Pharrell's better musical group3
Apart from "Frontin'", Pharrell's solo output has been confusingly bad, and he has far more success with his funk/rock group N*E*R*D. The band's latest offering 'Seeing Sounds' successfully combines the mellow chords of 'In Search Of' and the prominent guitar of 'Fly Or Die' in a musically diverse album. Drum n Bass influences "Everybody Nose", "Anti Matter" and "Spaz", but the latter two tracks sound somewhat cluttered with ideas. The funk and flow of "Yeah You" is better, while the Beatle-esque "Sooner or Later" is a brilliant number before it breaks into a 2 minute guitar solo. Although Pharrell cites Steely Dan as one of his main influences, this guitar solo cannot match that of Walter Becker.
Tracks such as "You Know What" and "Laser Gun" are stronger and hark back to "In Search Of...", where the music was more linear, and the Neptunes style-production allowed the songs to flow.

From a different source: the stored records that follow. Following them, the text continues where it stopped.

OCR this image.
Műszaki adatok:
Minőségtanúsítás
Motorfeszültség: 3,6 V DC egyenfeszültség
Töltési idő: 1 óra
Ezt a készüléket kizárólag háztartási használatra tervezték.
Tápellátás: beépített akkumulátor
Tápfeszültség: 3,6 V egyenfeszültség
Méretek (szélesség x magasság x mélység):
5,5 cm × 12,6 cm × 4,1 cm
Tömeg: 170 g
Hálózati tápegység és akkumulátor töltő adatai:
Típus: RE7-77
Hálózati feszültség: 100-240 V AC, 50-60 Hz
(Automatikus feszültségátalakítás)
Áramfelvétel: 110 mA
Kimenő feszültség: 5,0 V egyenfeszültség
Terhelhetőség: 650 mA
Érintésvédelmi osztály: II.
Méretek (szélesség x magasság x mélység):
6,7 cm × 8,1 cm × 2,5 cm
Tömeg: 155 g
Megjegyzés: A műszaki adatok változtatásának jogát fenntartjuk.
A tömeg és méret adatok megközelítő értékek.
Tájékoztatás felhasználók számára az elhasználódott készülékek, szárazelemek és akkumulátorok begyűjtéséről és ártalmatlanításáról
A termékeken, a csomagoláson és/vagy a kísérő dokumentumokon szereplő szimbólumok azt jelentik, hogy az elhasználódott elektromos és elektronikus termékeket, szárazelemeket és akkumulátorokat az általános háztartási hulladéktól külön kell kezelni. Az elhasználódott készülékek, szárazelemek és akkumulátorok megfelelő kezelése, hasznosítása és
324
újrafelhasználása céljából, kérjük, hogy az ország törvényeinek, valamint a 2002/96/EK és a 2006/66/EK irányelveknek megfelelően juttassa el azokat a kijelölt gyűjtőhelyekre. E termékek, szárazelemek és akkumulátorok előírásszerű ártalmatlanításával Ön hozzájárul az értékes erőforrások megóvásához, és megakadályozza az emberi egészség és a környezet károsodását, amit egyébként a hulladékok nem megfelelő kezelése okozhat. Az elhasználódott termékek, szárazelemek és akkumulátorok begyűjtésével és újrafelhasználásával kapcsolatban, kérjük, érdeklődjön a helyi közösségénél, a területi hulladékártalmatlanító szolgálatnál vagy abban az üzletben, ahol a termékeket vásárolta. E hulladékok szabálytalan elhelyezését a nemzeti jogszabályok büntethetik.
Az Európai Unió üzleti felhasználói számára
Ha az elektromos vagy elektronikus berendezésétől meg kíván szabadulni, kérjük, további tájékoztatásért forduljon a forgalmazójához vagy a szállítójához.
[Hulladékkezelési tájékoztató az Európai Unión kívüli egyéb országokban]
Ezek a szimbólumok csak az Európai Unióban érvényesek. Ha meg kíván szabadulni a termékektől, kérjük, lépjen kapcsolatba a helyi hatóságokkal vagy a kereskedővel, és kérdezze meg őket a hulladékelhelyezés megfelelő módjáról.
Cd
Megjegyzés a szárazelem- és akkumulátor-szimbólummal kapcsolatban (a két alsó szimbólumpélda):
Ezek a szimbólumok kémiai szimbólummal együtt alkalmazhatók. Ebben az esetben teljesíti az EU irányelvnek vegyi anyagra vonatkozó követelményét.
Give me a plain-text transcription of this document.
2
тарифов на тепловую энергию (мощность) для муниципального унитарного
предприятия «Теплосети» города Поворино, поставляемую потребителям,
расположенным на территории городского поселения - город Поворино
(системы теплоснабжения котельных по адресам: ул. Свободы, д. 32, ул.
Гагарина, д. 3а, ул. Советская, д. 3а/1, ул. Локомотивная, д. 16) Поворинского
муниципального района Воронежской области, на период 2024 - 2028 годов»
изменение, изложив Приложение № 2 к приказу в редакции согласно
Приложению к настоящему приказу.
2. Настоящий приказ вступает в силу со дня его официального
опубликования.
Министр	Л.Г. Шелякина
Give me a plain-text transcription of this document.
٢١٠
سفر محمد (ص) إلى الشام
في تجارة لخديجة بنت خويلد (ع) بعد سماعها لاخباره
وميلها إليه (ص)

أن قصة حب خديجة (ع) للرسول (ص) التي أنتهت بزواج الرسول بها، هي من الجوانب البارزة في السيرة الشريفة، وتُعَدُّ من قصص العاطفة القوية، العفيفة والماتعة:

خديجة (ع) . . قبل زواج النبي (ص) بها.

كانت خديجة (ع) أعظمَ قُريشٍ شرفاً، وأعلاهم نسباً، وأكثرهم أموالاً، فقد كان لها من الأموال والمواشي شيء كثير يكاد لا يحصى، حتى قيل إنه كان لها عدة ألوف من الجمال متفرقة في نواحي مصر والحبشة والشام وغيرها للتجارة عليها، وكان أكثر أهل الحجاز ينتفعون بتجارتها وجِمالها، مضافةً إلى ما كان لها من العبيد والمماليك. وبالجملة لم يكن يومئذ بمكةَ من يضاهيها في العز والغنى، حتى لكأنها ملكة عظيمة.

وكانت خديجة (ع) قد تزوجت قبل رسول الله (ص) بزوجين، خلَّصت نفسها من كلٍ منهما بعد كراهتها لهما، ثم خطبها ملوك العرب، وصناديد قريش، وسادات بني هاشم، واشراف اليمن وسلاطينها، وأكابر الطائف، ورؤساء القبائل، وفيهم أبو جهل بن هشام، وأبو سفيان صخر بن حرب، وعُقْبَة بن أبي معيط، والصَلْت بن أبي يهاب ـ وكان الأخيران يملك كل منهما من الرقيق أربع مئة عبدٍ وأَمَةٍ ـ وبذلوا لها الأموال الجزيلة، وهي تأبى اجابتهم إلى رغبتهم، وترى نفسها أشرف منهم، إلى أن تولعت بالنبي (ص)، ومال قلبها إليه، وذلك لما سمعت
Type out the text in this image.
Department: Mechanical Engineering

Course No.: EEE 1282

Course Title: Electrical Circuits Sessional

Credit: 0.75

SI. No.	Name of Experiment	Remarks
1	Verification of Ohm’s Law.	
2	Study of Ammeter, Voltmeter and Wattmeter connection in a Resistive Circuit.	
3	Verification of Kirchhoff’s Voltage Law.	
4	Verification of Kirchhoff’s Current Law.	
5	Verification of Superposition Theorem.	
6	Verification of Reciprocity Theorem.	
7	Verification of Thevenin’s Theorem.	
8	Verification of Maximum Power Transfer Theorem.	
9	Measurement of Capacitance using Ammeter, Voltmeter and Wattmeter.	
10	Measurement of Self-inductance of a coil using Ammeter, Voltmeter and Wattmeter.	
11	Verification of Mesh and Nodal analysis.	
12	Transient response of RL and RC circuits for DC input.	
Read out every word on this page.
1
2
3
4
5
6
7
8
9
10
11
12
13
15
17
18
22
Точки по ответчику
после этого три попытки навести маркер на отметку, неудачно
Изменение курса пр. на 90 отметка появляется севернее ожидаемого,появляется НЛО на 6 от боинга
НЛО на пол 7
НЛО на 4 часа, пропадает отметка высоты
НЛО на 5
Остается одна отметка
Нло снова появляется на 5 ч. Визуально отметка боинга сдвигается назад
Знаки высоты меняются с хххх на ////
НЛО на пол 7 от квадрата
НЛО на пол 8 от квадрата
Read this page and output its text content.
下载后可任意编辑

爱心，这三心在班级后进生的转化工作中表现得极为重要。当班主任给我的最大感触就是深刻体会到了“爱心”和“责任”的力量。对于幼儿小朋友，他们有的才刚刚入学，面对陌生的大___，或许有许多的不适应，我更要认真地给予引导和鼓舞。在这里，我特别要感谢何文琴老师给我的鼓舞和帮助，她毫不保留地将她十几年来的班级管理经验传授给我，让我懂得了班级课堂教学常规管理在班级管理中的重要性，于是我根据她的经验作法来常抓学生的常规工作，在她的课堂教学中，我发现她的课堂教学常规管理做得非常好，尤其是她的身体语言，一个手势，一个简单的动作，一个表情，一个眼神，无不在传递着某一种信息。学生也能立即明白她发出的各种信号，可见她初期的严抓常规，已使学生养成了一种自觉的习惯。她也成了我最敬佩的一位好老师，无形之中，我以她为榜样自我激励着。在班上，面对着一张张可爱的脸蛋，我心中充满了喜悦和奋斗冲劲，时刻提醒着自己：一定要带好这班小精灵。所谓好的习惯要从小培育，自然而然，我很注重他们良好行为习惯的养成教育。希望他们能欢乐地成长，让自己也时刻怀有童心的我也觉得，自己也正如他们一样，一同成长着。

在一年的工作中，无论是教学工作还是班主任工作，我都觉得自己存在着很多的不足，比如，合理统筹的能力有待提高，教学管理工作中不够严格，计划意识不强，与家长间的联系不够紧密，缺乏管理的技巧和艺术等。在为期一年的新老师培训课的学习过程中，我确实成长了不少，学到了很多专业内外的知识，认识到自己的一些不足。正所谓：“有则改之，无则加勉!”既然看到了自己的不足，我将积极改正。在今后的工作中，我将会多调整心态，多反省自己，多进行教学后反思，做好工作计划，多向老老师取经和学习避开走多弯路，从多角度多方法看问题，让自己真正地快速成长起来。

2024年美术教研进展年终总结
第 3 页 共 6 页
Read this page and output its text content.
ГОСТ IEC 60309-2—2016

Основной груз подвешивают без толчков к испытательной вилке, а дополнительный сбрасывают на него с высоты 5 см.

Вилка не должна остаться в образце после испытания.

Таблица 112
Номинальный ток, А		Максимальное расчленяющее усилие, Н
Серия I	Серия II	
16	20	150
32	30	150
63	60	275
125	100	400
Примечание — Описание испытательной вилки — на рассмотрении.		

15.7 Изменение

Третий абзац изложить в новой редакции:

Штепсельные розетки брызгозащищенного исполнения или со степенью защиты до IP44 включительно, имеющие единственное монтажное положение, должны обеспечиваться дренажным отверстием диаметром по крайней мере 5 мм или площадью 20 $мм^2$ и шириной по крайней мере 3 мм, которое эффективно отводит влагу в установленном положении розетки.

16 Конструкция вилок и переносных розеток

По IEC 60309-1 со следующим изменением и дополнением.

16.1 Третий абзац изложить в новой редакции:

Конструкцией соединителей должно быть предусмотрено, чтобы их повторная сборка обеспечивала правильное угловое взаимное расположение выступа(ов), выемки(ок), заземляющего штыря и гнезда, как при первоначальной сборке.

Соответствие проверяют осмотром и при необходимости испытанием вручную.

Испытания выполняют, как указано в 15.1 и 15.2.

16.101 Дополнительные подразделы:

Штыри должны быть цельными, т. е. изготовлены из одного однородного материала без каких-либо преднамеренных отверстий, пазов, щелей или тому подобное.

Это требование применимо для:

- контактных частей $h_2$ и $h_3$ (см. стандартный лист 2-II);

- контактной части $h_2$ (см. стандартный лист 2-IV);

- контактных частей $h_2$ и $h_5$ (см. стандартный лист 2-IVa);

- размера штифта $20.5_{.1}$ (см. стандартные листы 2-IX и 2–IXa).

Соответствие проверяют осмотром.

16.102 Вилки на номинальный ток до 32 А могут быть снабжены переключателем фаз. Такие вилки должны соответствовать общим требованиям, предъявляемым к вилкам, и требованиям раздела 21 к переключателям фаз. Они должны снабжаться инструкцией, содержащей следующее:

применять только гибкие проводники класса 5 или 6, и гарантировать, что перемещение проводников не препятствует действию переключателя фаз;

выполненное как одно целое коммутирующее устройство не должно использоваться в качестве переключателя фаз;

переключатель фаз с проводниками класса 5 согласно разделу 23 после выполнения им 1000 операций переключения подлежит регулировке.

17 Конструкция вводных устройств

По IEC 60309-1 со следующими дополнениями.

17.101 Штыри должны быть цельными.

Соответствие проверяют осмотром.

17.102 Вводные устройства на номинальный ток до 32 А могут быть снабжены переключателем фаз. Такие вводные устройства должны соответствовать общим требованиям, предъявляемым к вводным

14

This is a clever album, and Pharrell's talents are clear to the ear, but at times it feels his ideas ran away with him.

great comeback4
This album seems to follow a similar theme to pharrell's recent solo album. It begins with a series of up beat tracks with more current hip hop influence. From track 6 onwards is a return to the old classics of the first two N.E.R.D. albums. I personally prefer the second half of the album where the originality of the N.E.R.D. sound lies but refreshed and current, 'sooner or later' and 'love bomb' will have your hands swinging in the air and 'killjoy' is a funkadelic headbanger. The first few tracks are listenable and i'm sure will grow in time, there are even a few jungle rhythms on 'spaz'. This album is equally as good as the first two and fans will not be disappointed.